Everything was lifelike in appearance, except that it was all blank. Like a canvas waiting to be painted. Severus pushed up from the floor, and saw two little boats to either side of him, just a way down the shore, waiting for him. He took a pace forward over the crunching pebbles, and gazed down at his reflection. And then it hit him.

The difference – he looked, and felt, about twenty-one again. He was slimmer, notably in the face and stomach, and his skin smoother and tauter. The anxiety line between his brows was perceptibly lessened, although not entirely, and there was something less of an air of fatigue in his coal-black eyes.

He was unquestionably dead. And yet, he didn't feel it at all. He felt so young, so alive; his blood was still hot and his mouth still wet. Around him, a wind blew through his shorter, thicker hair. This was a new kind of magic. And, it transpired, he wasn't the only life he could see.

In either boat a figure sat, nearly motionless, facing away from him. He took a pace towards one boat, and the figure seemed to flicker a little more strongly, be a little more alive. The same happened when he stepped towards the other boat. And yet, from this distance he could barely discern the face of either figure.

Their silhouettes, which, like a wash of watercolour against canvas, had just the faintest tint of colour about them, were very different however. To his right, a man sat, rigidly upright. To his left, a woman. They both held the punts for the boats, so it was unmistakably a choice of which way he wanted to go. With whom did he choose to venture on?

Severus stepped tentatively to the right, his cloaks billowing softly in the wind. He cocked his head to one side as curiosity won. The figure was almost as pallid as his backdrop, but he wore inky black robes that settled over his skeletal form like cobwebs. They, too, fluttered in the breeze. The figure seemed to beckon with one curled finger.

The eyes glowed red.

Severus turned in anger. It was too familiar; this choice. He hoped that, if this was one option, the other would be what it had been all those years ago. And he prayed that he would have the strength, if it was, to make the right decision this time. He wrenched his gaze from the figure of Voldemort, and swept in the other direction.

The closer he came to the other boat, the faster beat his heart.

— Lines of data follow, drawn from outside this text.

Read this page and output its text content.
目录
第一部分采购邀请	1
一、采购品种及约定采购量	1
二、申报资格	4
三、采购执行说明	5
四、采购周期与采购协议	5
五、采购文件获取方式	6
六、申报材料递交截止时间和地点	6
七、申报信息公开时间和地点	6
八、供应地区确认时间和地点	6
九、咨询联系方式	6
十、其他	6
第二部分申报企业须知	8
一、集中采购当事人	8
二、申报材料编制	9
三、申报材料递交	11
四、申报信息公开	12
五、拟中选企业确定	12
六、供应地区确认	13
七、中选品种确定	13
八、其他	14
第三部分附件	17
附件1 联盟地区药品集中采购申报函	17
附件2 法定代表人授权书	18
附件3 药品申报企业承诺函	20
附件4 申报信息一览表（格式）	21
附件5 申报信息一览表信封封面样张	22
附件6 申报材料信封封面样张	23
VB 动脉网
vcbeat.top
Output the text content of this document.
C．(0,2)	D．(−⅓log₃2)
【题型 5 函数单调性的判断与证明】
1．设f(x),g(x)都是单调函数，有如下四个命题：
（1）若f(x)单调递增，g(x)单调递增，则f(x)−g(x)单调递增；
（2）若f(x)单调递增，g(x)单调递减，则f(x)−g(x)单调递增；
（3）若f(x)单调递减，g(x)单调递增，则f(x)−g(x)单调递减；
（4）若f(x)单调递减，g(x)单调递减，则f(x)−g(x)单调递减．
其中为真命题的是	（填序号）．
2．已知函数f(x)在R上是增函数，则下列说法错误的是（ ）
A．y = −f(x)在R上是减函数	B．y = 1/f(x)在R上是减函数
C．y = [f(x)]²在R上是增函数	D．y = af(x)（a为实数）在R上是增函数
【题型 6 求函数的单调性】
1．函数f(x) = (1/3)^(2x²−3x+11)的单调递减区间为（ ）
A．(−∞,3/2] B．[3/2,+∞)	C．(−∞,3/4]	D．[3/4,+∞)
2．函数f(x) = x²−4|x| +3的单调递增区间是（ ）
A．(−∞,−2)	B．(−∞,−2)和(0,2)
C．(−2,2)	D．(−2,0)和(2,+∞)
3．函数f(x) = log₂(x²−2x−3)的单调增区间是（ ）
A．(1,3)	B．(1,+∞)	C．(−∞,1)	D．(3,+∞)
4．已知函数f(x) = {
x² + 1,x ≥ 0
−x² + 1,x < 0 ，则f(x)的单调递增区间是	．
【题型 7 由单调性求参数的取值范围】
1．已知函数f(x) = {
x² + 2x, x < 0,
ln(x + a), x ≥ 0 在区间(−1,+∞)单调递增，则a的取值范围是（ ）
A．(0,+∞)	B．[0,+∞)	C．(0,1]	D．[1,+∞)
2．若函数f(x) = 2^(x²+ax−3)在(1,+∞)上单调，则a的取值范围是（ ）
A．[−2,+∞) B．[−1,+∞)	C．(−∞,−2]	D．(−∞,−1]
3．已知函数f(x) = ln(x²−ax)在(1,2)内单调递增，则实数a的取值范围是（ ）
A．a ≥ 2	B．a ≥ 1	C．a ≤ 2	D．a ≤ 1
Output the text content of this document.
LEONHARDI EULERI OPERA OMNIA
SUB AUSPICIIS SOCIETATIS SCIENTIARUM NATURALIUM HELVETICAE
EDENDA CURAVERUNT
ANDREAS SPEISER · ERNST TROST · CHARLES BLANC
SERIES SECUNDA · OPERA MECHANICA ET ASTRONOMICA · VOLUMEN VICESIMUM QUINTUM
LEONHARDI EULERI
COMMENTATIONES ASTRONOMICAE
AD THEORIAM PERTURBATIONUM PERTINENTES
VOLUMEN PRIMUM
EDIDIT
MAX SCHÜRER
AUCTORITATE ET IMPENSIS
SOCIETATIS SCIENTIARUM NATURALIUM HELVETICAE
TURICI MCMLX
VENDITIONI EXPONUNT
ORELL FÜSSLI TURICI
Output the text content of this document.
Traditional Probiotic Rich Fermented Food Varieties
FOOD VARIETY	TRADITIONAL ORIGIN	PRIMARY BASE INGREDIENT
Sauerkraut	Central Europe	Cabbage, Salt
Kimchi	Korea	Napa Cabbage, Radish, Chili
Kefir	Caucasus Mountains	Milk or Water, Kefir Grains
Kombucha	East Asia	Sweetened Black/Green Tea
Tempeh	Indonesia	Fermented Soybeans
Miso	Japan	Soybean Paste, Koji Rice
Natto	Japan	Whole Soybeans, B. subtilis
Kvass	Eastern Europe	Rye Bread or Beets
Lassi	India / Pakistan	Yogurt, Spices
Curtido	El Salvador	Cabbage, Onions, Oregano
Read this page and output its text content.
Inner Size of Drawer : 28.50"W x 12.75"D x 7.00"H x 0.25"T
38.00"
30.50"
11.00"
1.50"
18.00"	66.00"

The woman who sat there, and stood as he approached, arms outstretched, had fiery red hair and large emerald eyes that were positively aglow.

"Lily," he breathed. Severus' knees grew immediately weak, and his heart skipped a beat. He had never stopped loving her, and in return she had awaited him at the shore of the lake of his own heaven. For every moment he had loved her, so intensely and all-consummately, they would spend a perfect eternity together. Perhaps he finally deserved her, although he scarcely allowed himself to think this. Instead, he merely held open his arms, inviting her to his embrace.

"I cannot come to you, my love," the wind itself seemed to ring with her melodious voice. "You must choose."

Snape turned on the spot, and gave Voldemort one final glance. Not this time, he thought, and in four long strides he was in the boat, tumbling into Lily's arms.